Ein gewisses Verständnis habe ich für diese Ansicht, sofern (zuverlässige) Berufs- oder Vereinsbetreuer betroffen sind. Allerdings benötigt das Betreuungsgericht spätestens beim nächsten Vergütungsantrag eine Information zur Geltendmachung des Pflichtteils. Ansonsten lässt sich ggf. nicht korrekt beurteilen, ob der Betroffene vermögend oder mittellos ist.
Bei ehrenamtlichen Betreuern (insbesondere Fam.-Angehörigen) bietet sich eine zeitnaher Hinweis bzw. eine Nachfrage jedoch sehr an.
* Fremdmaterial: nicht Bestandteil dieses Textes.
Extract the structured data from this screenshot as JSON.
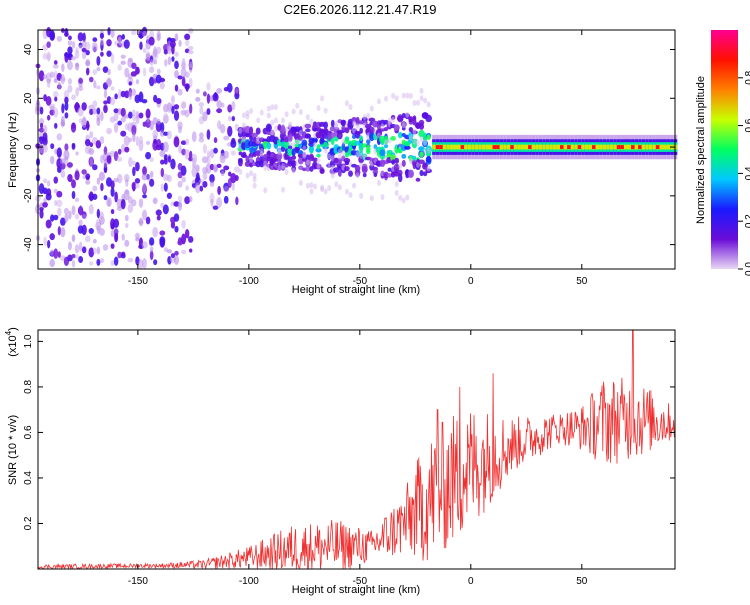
{
  "title": "C2E6.2026.112.21.47.R19",
  "chart_data": [
    {
      "type": "heatmap",
      "title": "C2E6.2026.112.21.47.R19",
      "xlabel": "Height of straight line (km)",
      "ylabel": "Frequency (Hz)",
      "xlim": [
        -195,
        92
      ],
      "ylim": [
        -50,
        48
      ],
      "xticks": [
        -150,
        -100,
        -50,
        0,
        50
      ],
      "yticks": [
        -40,
        -20,
        0,
        20,
        40
      ],
      "colorbar": {
        "label": "Normalized spectral amplitude",
        "range": [
          0,
          1
        ],
        "ticks": [
          0.0,
          0.2,
          0.4,
          0.6,
          0.8
        ],
        "tick_labels": [
          "0.0",
          "0.2",
          "0.4",
          "0.6",
          "0.8"
        ],
        "colors": [
          "#e8d8f4",
          "#6a0dd8",
          "#1a1aff",
          "#00c8ff",
          "#00ff60",
          "#c8ff00",
          "#ff8000",
          "#ff1000",
          "#ff0090"
        ]
      },
      "regions": [
        {
          "x_range": [
            -195,
            -125
          ],
          "freq_spread": 48,
          "amplitude": 0.1,
          "description": "broad scatter"
        },
        {
          "x_range": [
            -125,
            -105
          ],
          "freq_spread": 25,
          "amplitude": 0.1
        },
        {
          "x_range": [
            -105,
            -18
          ],
          "freq_spread": 10,
          "amplitude": 0.3
        },
        {
          "x_range": [
            -18,
            92
          ],
          "freq_spread": 2,
          "amplitude": 0.9,
          "description": "narrow band at 0 Hz"
        }
      ]
    },
    {
      "type": "line",
      "xlabel": "Height of straight line (km)",
      "ylabel": "SNR (10 * v/v)",
      "y_scale_label": "(x10",
      "y_scale_exp": "4",
      "xlim": [
        -195,
        92
      ],
      "ylim": [
        0,
        1.05
      ],
      "xticks": [
        -150,
        -100,
        -50,
        0,
        50
      ],
      "yticks": [
        0.2,
        0.4,
        0.6,
        0.8,
        1.0
      ],
      "ytick_labels": [
        "0.2",
        "0.4",
        "0.6",
        "0.8",
        "1.0"
      ],
      "color": "#f03030",
      "envelope": [
        {
          "x": -195,
          "mean": 0.01,
          "amp": 0.01
        },
        {
          "x": -140,
          "mean": 0.015,
          "amp": 0.01
        },
        {
          "x": -120,
          "mean": 0.02,
          "amp": 0.02
        },
        {
          "x": -100,
          "mean": 0.05,
          "amp": 0.05
        },
        {
          "x": -80,
          "mean": 0.09,
          "amp": 0.11
        },
        {
          "x": -60,
          "mean": 0.1,
          "amp": 0.12
        },
        {
          "x": -45,
          "mean": 0.1,
          "amp": 0.07
        },
        {
          "x": -30,
          "mean": 0.2,
          "amp": 0.15
        },
        {
          "x": -20,
          "mean": 0.3,
          "amp": 0.28
        },
        {
          "x": -10,
          "mean": 0.38,
          "amp": 0.3
        },
        {
          "x": 0,
          "mean": 0.45,
          "amp": 0.28
        },
        {
          "x": 10,
          "mean": 0.5,
          "amp": 0.2
        },
        {
          "x": 20,
          "mean": 0.55,
          "amp": 0.12
        },
        {
          "x": 40,
          "mean": 0.62,
          "amp": 0.07
        },
        {
          "x": 50,
          "mean": 0.62,
          "amp": 0.1
        },
        {
          "x": 60,
          "mean": 0.65,
          "amp": 0.2
        },
        {
          "x": 75,
          "mean": 0.66,
          "amp": 0.18
        },
        {
          "x": 92,
          "mean": 0.64,
          "amp": 0.07
        }
      ],
      "spikes": [
        {
          "x": 10,
          "y": 0.86
        },
        {
          "x": 73,
          "y": 1.05
        },
        {
          "x": -15,
          "y": 0.7
        },
        {
          "x": -5,
          "y": 0.8
        }
      ]
    }
  ]
}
Und zum Schluss noch ein Thema. Der Betreuer ist nicht von der Vertretung ausgeschlossen. Die Geltendmachung von Pflichtteilsansprüchen gegen einen gemeinsamen Bruder sind Parallelerklärungen. Der Betreuer hat für sich und seinen Betreuten jeweils separat zu entscheiden, ob er den Pflichtteil geltend macht oder nicht. Dabei kann er sogar auf unterschiedliche Ergebnisse kommen. Es handelt sich aber gerade nicht um eine Auseinadersetzung des Nachlasses, sondern um die Inanspruchnahme von Rechten, welche Betreuer und Betreuter nebeneinander und jeder für sich aus eigenem Recht haben. Dass der Anspruchsgegner in beiden Fällen identisch ist, führt zu keinem Vertretungsausschluss.
Ein Interessengegensatz und damit eine mögliche Bestellung eines Ergänzungsbetreuers kann aber durchaus auch in diesen Fällen in Betracht kommen, wenn der Betreuer zunächst seinen eigenen Pflichtteil in trockenen Tüchern haben möchte, weil z. B. der Nachlass schon zu einem Großteil verbraucht wurde und eine Realisierung des Anspruches im Hinblick auf das sonstige "Vermögen" des Erben schwierig werden könnte.
Es lassen sich auch noch andere Fällen finden, in denen der Betreuer ggf. ein Interesse hat, dass der Pflichtteil für seinen betreuten Bruder nicht oder erst später geltend gemacht wird.